We know there is a small risk of myocarditis, but we do not yet know enough about other potential heart problems, nor about the long-term consequences of vaccine-induced myocarditis. A recent CDC study showed a lower risk of myocarditis after vaccination than after Covid infection, but that is not the relevant comparison. Since most vaccinated people will eventually get Covid despite their vaccination, the proper comparison is the risk of myocarditis after Covid infection versus the combined risk of myocarditis after vaccination and after their subsequent post-vaccination Covid infection.
It is natural that the public has questions and concerns about vaccine adverse reactions, and even more so considering that many governments, corporations, and schools mandate the vaccine. In the United States, the public vaccine safety discussions have primarily focused on pharmaceutical vaccine manufacturers, VAERS data, and anecdotal reports.
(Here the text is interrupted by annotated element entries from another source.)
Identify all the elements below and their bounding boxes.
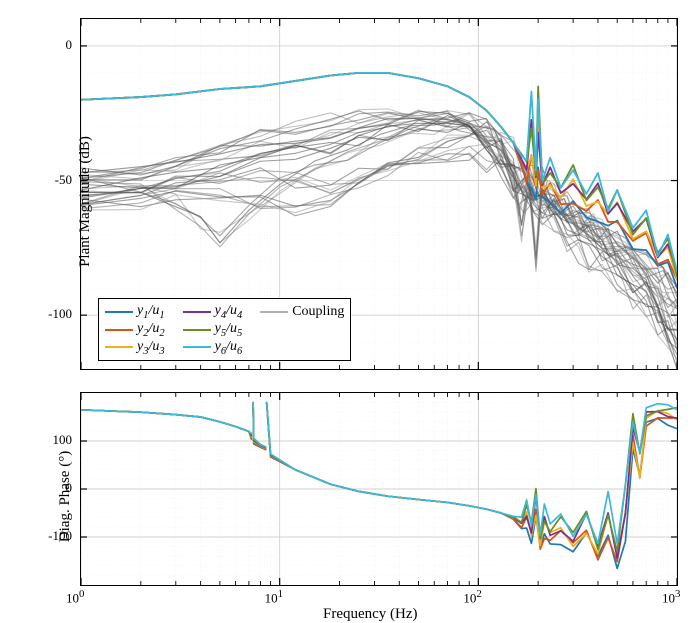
- mag-series-3: [81, 73, 677, 279]
- coupling-curve: [81, 122, 677, 309]
- legend-item: Coupling: [260, 304, 344, 320]
- coupling-curve: [81, 120, 677, 304]
- phase-xtick: 102: [463, 588, 481, 606]
- phase-xtick: 101: [265, 588, 283, 606]
- legend-label: y1/u1: [137, 303, 165, 321]
- phase-axes: [80, 392, 678, 586]
- mag-ytick: 0: [66, 37, 73, 53]
- phase-xtick: 100: [66, 588, 84, 606]
- legend-item: y2/u2: [105, 321, 165, 339]
- legend-swatch: [260, 311, 288, 313]
- phase-series-6: [253, 403, 266, 447]
- legend-swatch: [105, 346, 133, 348]
- phase-ytick: 100: [53, 432, 73, 448]
- phase-ylabel: Diag. Phase (°): [57, 451, 74, 542]
- legend-label: Coupling: [292, 304, 344, 320]
- phase-series-6: [267, 403, 677, 544]
- legend-label: y6/u6: [215, 339, 243, 357]
- legend: y1/u1 y4/u4 Coupling y2/u2 y5/u5 y3/u3 y6/u6: [98, 298, 351, 361]
- legend-label: y4/u4: [215, 303, 243, 321]
- legend-row: y3/u3 y6/u6: [105, 339, 344, 357]
- legend-item: y5/u5: [183, 321, 243, 339]
- legend-label: y5/u5: [215, 321, 243, 339]
- mag-ylabel: Plant Magnitude (dB): [77, 136, 94, 267]
- figure: -100-500-1000100100101102103Plant Magnit…: [0, 0, 696, 621]
- mag-series-2: [81, 73, 677, 280]
- phase-xtick: 103: [662, 588, 680, 606]
- legend-item: y4/u4: [183, 303, 243, 321]
- legend-item: y1/u1: [105, 303, 165, 321]
- mag-series-5: [81, 73, 677, 276]
- legend-swatch: [105, 329, 133, 331]
- coupling-curve: [81, 126, 677, 317]
- xlabel: Frequency (Hz): [323, 606, 418, 623]
- phase-svg: [81, 393, 677, 585]
- legend-swatch: [183, 346, 211, 348]
- mag-ytick: -100: [48, 306, 72, 322]
- mag-ytick: -50: [55, 172, 72, 188]
- legend-item: y6/u6: [183, 339, 243, 357]
- legend-row: y2/u2 y5/u5: [105, 321, 344, 339]
- legend-swatch: [105, 311, 133, 313]
- legend-label: y3/u3: [137, 339, 165, 357]
- legend-label: y2/u2: [137, 321, 165, 339]
- legend-swatch: [183, 311, 211, 313]
- legend-swatch: [183, 329, 211, 331]
- legend-row: y1/u1 y4/u4 Coupling: [105, 303, 344, 321]
- legend-item: y3/u3: [105, 339, 165, 357]
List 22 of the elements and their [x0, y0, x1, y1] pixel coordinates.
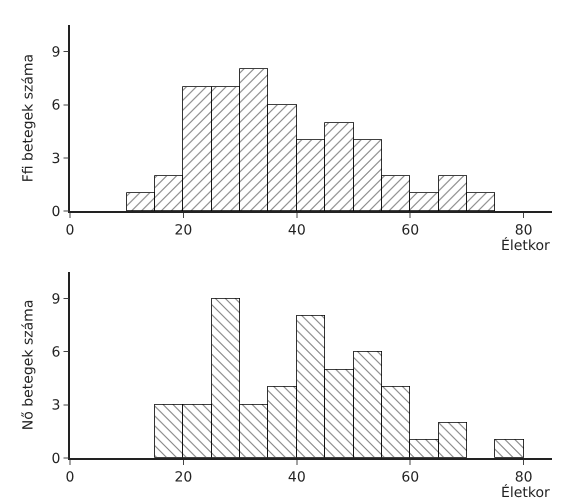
y-tick-label: 0 [52, 450, 60, 467]
y-tick-label: 6 [52, 98, 61, 114]
y-tick-label: 9 [52, 291, 60, 308]
x-tick-label: 40 [288, 470, 306, 486]
x-tick-label: 60 [401, 470, 420, 486]
x-tick-label: 20 [174, 470, 192, 486]
y-tick-label: 6 [52, 344, 61, 361]
y-tick-label: 0 [52, 204, 60, 220]
x-tick-label: 40 [288, 222, 306, 239]
y-axis-title: Nő betegek száma [20, 300, 37, 430]
x-tick-label: 0 [66, 470, 74, 486]
x-axis-title: Életkor [501, 484, 550, 501]
y-tick-label: 3 [52, 398, 60, 414]
x-tick-label: 60 [401, 222, 420, 239]
x-tick-label: 80 [514, 470, 533, 486]
y-axis-title: Ffi betegek száma [20, 54, 37, 182]
y-tick-label: 9 [52, 44, 60, 60]
y-tick-label: 3 [52, 150, 60, 167]
x-axis-title: Életkor [501, 237, 550, 254]
x-tick-label: 0 [66, 222, 74, 239]
x-tick-label: 80 [514, 222, 533, 239]
x-tick-label: 20 [174, 222, 192, 239]
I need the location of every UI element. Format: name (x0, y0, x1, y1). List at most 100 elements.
The pharmaceutical companies do not have the data needed to answer vaccine safety questions properly, and whatever side-effect information reported to them must be forwarded to VAERS.
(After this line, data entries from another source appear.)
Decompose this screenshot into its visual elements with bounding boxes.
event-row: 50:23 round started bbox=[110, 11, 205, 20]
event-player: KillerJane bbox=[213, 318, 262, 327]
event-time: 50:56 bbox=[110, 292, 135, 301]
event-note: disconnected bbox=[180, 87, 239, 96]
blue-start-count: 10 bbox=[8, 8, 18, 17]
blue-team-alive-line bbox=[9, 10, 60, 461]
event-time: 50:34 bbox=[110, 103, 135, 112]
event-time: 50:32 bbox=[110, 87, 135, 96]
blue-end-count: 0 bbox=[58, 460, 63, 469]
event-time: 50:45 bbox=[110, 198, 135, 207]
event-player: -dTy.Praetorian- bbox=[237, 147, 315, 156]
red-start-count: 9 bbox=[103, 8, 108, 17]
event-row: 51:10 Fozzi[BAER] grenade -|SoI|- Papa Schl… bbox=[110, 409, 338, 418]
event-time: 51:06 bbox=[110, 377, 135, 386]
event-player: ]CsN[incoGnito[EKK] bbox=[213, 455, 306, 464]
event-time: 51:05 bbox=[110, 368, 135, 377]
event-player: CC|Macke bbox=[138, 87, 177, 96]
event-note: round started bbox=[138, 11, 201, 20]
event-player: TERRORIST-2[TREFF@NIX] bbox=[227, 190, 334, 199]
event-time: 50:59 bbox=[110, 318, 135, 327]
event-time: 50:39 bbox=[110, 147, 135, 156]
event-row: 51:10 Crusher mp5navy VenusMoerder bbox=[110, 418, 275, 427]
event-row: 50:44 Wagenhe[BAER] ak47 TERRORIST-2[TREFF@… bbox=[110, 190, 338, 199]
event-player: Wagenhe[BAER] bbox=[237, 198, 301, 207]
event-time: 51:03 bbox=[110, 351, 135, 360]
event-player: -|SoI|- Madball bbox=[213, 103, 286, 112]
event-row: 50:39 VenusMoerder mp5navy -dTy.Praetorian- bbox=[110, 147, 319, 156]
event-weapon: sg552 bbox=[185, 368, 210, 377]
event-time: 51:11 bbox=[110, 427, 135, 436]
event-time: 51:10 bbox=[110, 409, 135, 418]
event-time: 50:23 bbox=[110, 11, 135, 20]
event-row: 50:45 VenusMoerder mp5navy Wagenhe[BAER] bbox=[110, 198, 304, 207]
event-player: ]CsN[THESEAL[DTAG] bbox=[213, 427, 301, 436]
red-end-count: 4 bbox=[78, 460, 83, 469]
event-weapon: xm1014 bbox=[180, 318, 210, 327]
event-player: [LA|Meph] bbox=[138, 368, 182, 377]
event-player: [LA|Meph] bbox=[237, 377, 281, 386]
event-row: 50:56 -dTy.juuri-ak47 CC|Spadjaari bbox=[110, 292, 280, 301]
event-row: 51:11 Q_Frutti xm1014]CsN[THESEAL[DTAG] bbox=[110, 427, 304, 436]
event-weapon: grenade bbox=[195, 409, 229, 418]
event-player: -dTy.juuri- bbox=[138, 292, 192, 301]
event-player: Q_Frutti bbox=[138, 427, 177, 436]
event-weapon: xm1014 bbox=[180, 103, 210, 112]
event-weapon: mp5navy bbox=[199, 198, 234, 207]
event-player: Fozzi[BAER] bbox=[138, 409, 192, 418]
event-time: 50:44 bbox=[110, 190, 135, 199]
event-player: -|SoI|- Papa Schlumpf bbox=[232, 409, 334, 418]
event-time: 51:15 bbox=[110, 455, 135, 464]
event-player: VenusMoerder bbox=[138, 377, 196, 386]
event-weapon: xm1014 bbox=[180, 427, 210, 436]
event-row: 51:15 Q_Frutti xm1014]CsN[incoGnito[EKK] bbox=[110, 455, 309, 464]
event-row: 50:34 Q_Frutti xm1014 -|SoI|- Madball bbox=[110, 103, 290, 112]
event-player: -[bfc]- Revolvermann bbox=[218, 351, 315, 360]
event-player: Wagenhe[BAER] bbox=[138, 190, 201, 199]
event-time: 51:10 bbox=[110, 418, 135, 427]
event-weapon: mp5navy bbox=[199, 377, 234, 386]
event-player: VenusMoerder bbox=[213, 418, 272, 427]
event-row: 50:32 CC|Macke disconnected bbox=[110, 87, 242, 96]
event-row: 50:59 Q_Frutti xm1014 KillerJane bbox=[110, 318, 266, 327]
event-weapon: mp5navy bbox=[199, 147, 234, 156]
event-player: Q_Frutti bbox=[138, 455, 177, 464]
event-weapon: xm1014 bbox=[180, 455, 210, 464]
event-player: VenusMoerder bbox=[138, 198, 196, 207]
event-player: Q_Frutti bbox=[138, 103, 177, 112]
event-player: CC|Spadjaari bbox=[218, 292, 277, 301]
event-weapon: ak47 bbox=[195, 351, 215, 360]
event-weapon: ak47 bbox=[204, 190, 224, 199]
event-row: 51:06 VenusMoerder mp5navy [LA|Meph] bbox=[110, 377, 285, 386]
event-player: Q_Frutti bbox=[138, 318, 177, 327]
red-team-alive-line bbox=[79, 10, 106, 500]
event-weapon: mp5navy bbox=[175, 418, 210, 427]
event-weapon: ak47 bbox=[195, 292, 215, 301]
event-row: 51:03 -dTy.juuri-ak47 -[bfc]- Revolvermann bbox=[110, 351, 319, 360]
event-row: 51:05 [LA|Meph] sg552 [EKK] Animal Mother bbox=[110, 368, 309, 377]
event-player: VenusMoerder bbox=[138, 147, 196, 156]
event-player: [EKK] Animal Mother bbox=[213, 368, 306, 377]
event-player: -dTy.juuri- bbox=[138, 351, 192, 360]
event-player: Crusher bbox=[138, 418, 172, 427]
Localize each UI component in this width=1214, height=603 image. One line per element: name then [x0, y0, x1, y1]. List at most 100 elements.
While there have been heroic efforts to analyze and interpret the publicly available VAERS data, that is not where the ultimate answers will be found since VAERS cannot establish causation in the way that the VSD and BEST systems can.
We built the vaccine safety surveillance systems to quickly find any adverse reactions caused by the vaccines when they exist and assure the public about their safety when they are safe. That has only partly happened with the Covid vaccines. Both the VSD and BEST have excellent rank-and-file epidemiologists on staff. The VSD has been able to detect and quantify the increased risk of myocarditis after Covid vaccination and show how that risk varies by age and sex.
For the mRNA vaccines, the big question that needs an urgent answer is whether they cause an increased risk of heart attack and/or other serious heart problems. There are many anecdotal reports, especially among young male athletes, and many VAERS reports.
In July 2021 the FDA reported on a potential signal from the BEST system at a time when the VSD had not yet signaled for this outcome. The only way to know if these are adverse reactions caused by the vaccine or not is to focus less on VAERS reports and instead examine the VSD and BEST data. CDC and FDA have the data, systems and knowledge to answer the concerns. Why haven’t they?
Public health officials face a temptation to summarily dismiss anecdotal vaccine injury stories and people concerned about the publicly available VAERS reports, but in public health, we cannot do that. We must take people’s concerns seriously.
Whatever the truth is, we need to convincingly determine whether there is a problem or not and make that evidence public. Rather than the CDC and FDA feeding the public with inferior VAERS data that cannot answer the question, Americans deserve to be presented with solid evidence from the superior VSD and BEST systems.